Ah, yes, terrible consequences, such as, the irrigation and suitability for farmland of central California, the lack of frequent flooding of the Mississippi river and tributaries and the present dryness of the Netherlands.
I don't think draining the everglades is tractable and I think it's more valuable as is since you're not gonna out farm the midwest. But it's really easy to be on a high horse and not appreciate the successful projects that we benefit from the results of.
_The Great River_ by Boyce Upholt from last year is a good place to start learning about the Mississippi.
The unsustainable irrigation that's draining aquifers during droughts and causing permanent damage[1] to groundwater retention? The irrigation that's causing changes in land topography[2]?
> the lack of frequent flooding of the Mississippi river
You mean the system which is a well known ecological disaster?[3][4][5]
And no frequent flooding? Since 2017, the Mississippi River Corridor Critical Area (which covers only a small portion of the watershed) has seen the USDA pay out $11.4 billion[6] to cover damages from flooding. I live in the watershed and for most of the summer I get flood alerts every time it rains. Damages are on the news constantly. In 2008, a tributary river flooded so badly it destroyed two mid-sized cities in Iowa[7]. Then you have the the 2011 flooding[8] of the Mississippi which was the most disastrous since before most modifications had been made to the river. Lack of frequent flooding? Just because you don't hear about it doesn't mean it's not happening.
Like what are we talking about here? Even reaching for what you assume to be innocuous examples, empirically observable negative consequences hang off of them like fruiting bodies. Who knows what the consequences will look like in 100-200 years when they've had time to iteratively feed back into themselves.
[1] - https://pubmed.ncbi.nlm.nih.gov/30197456/
[2] - https://www.usgs.gov/centers/land-subsidence-in-california
[3] - https://repository.lsu.edu/geo_pubs/2126/
[4] - https://repository.lsu.edu/geo_pubs/1614/
[5] - https://www.sciencedaily.com/releases/2023/03/230306143336.h...
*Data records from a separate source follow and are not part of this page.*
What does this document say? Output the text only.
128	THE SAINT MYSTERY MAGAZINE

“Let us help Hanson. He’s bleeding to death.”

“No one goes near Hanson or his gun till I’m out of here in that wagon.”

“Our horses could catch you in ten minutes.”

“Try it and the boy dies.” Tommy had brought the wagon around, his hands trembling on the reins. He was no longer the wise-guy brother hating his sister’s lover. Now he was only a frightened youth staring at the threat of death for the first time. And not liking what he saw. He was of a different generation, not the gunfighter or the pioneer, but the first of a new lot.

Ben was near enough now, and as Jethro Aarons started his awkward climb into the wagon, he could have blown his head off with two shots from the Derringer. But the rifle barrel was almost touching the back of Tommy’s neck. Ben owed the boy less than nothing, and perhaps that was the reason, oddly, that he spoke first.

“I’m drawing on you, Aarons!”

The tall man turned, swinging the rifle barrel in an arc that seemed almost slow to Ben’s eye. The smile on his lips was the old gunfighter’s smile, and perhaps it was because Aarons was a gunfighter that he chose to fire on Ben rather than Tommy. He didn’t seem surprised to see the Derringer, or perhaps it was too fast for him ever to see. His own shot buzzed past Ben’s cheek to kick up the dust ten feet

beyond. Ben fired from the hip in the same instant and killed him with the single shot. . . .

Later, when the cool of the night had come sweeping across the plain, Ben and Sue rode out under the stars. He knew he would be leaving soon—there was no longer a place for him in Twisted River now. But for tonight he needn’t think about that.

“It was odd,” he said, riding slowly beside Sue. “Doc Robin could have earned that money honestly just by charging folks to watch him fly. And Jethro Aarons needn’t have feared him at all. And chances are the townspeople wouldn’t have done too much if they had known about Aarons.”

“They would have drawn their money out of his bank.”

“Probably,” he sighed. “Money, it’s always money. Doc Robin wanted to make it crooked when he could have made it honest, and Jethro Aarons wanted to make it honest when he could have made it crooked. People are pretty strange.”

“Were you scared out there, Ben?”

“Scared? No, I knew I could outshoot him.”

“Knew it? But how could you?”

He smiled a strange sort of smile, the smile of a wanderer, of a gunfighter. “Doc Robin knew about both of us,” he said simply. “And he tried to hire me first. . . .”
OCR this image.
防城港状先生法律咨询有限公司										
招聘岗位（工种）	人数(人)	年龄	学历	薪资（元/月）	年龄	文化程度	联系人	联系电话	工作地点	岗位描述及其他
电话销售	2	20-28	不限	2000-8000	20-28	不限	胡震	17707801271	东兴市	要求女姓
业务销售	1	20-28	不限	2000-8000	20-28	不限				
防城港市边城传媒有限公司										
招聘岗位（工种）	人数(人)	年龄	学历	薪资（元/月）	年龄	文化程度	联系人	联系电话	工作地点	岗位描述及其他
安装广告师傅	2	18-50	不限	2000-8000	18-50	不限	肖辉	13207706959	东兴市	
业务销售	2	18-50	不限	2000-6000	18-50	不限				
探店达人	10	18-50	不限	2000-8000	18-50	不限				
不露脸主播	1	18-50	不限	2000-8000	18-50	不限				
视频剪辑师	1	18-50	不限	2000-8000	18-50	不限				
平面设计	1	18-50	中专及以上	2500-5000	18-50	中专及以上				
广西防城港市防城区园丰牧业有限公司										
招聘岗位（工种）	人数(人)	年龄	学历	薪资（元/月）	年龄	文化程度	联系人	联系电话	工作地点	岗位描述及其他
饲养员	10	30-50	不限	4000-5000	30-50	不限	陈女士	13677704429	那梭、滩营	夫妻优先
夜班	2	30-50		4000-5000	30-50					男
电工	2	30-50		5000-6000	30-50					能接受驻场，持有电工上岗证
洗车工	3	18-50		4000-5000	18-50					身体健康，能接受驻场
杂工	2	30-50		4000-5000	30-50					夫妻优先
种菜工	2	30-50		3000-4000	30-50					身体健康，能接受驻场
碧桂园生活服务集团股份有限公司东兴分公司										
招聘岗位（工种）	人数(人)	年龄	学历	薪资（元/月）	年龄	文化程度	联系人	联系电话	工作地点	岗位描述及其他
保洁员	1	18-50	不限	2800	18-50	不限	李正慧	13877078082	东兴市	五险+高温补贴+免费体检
[6] - https://www.ewg.org/research/usda-policies-fall-short-helpin...
[7] - https://en.wikipedia.org/wiki/Iowa_flood_of_2008
[8] - https://en.wikipedia.org/wiki/2011_Mississippi_River_floods
Although I think it's best for nature to leave things how they are, draining the Landes in France (a swampy area comparable to that of the Everglades) and replacing it with a pine forest only had positive impacts on the humans living there (if only because it was a major step towards eradicating malaria in France).
To be honest though, it was originally a forest, and had turned into a swamp after being deforested by humans in the early middle ages.
The part of CA we're talking about was a desert shithole before (arguably still is). There's debate about just how much we can sustainably irrigate it, but at least we can irrigate it. The alternative is basically no agricultural activity. Maybe some grazing.
Ditto for the Mississippi. It floods "a little" now vs "somewhere on it is getting wiped out just about every year" before. If it's only happening once a decade now that's a huge improvement. You can mislead all you want by saying things like "worst since X" and whatnot but the fact of the matter is that the system clearly works ok if most of the Xs are from before the system was there.
The material wealth generated by the economic activity enabled by these two projects is almost impossible to quantify.
I think it speaks volumes that you didn't even attempt to address my 3rd example.
https://www.forbes.com/sites/scotttravers/2025/03/25/why-chi...
https://en.wikipedia.org/wiki/Salton_Trough
It sounds like you're talking about the Imperial Valley, which is a different ball of wax from the whole wetland-draining argument here.
I object to "desert shithole" --- the Sonoran Desert is an ecosystem worthy of value in its own right, we just don't benefit from it as humans unless we turn to resource extraction or agriculture.